In case you missed the opportunity to watch Afghan Star in theaters, here’s your chance to watch it on television. Havana Marking‘s film about the “American Idol” of Afghanistan begins airing on HBO on Thursday, March 18th. This fascinating film profiles a pop television show that elicits death threats for its female contestents, receives more votes than the presidential elections, and gives its long-warring ethnic groups the chance to see each other as something other than enemies. We loved this film when we saw it in theaters, and I’d love to hear what you guys think.
Title: Afghan Star
Director: Havana Marking
Film reviewed by: Katy Jones
I loved this film. It took me a little while to get into it. It’s a little rough – it’s a film about Afghanistan. It’s a world I’ve never been to, and like any culture shock, it takes a little bit of time to get a sense of where you are and what you are trying to navigate.
Television has come back to Afghanistan after being outlawed during the years of Taliban rule. One of the most popular programs on the television is Tolo TV’s Afghan Star. The set up is the same as American Idol.

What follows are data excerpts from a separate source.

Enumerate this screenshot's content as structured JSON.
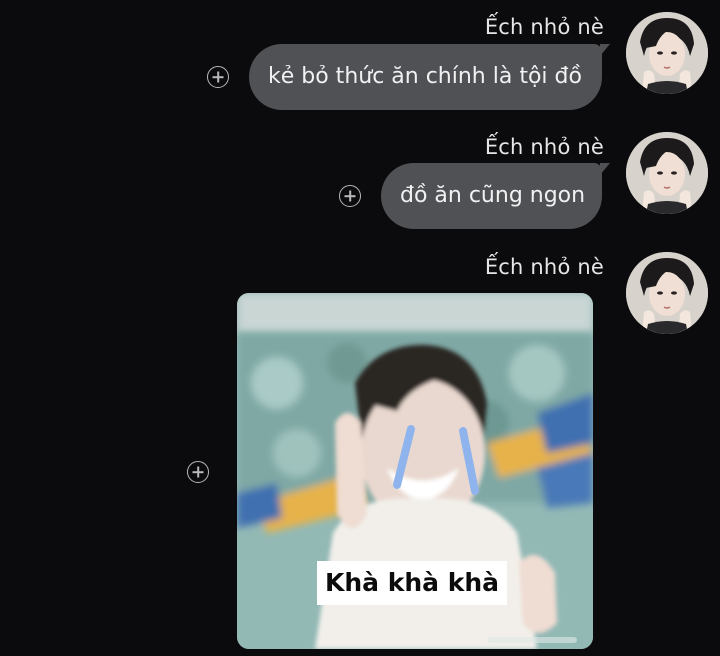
{
  "conversation": {
    "messages": [
      {
        "sender": "Ếch nhỏ nè",
        "text": "kẻ bỏ thức ăn chính là tội đồ"
      },
      {
        "sender": "Ếch nhỏ nè",
        "text": "đồ ăn cũng ngon"
      },
      {
        "sender": "Ếch nhỏ nè",
        "sticker_caption": "Khà khà khà"
      }
    ]
  },
  "icons": {
    "add_reaction": "plus-circle-icon"
  },
  "colors": {
    "background": "#0b0b0d",
    "bubble": "#505155",
    "text": "#f1f1f2",
    "icon": "#b9b9bb"
  }
}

Thousands audition across the country wearing contestant numbers and singing to a panel of judges who alternatively ridicule and praise until they whittle out a small group of finalists. These finalists move on to the main broadcast and sing in a weekly program. After they perform, the audience sends votes for their favorite via text messages. The next week the person with the fewest votes is removed from the program. And this poor unlucky soul, after being told that their dreams are crushed, gets to sing one final song to the audience and exit on a “high note” so to speak.
The four finalists that we follow are from different backgrounds and different regions in Afghanistan. Rafi, an adorable 19 year old with Jonas brother appeal is from nearby Mazer e Sharif, a community dominated by the Tajiks of Iranian descent. Hameed is a twenty-five year old classically trained musician from the Hazara minority, a people believed to be related to the Mongolians.
Rafi is clearly the heartthrob while Hameed is clearly the better musician. Both become symbols for their people to pin their hopes. And they are friends (at least on screen). The sight of these two singing together, joyfully embracing after they are passed to the next round resonates strongly with a people that are tired of fighting and want to see Afghanistan as a unified country.
There are two (!) female contestants. There is the modest and Madonna-esque (Rembrant style Madonna) Lema who is praised for maintaining her feminine modesty. She quietly, stoically can’t help herself from singing and is matter of fact of the danger she knows she is facing in being a woman on the screen. She doesn’t need to be a star, but she does need to sing.
And then there’s Setara. Ah, Setara, an irrepressible Madonna-esque (pop star style Madonna) diva who can’t help but dance when she’s singing. Eventually, the audience turns against her because she bounced from side to side in an immodest fashion while singing. She doesn’t cry at the announcement that she is kicked off, but during her final song – oh, dear. Her face sets, her thoughts broadcast, “Okay, you didn’t like that – see how you like this!” And she belts out a song as she sashays around the whole stage, letting her head-scarf slip. Oh, Setara. Noooooooo!!!! She leaves the program laughing, and dodging death threats.
But my favorite character is Daoud Sediqi, the producer/host who works behind the scenes. “Why do I care who wins personally? These people are characters for me to make a better world with.” For him, having these ethnic groups share the same stage and vote for the same stars is a unifying force for the Afghan people. “Why talk about the Taliban?” he asks, “They are not important.” They are not a part of this television world he is creating. In his world, ethnic diversity shares one stage and sings together and supports each other. Women are seen, television is broadcast, and music is heard. Interestingly, this film was shot in 2006, and Mr. Sediqi today is no longer a part of Afghan Star. Earlier this year, he was sent to watch this documentary in the U.S., and he never returned to Afghanistan.
Why do I like this show? Amazing characters? Yes. The producer manipulating the entire country. Yes. But also there’s this – my belief in democracy has been shaken in recent years, petty fighting, caring more about the pretense of caring than actually caring, the exhaustion of watching Sarah Palin continue to get press – but you know, you’re giving it back to me, Afghan Star. Suddenly democracy does seem like a process that can bring people together as much as tear them apart. Suddenly, in an entertainment-driven TV show, I am reminded why freedom of the press is important. Thumbs up.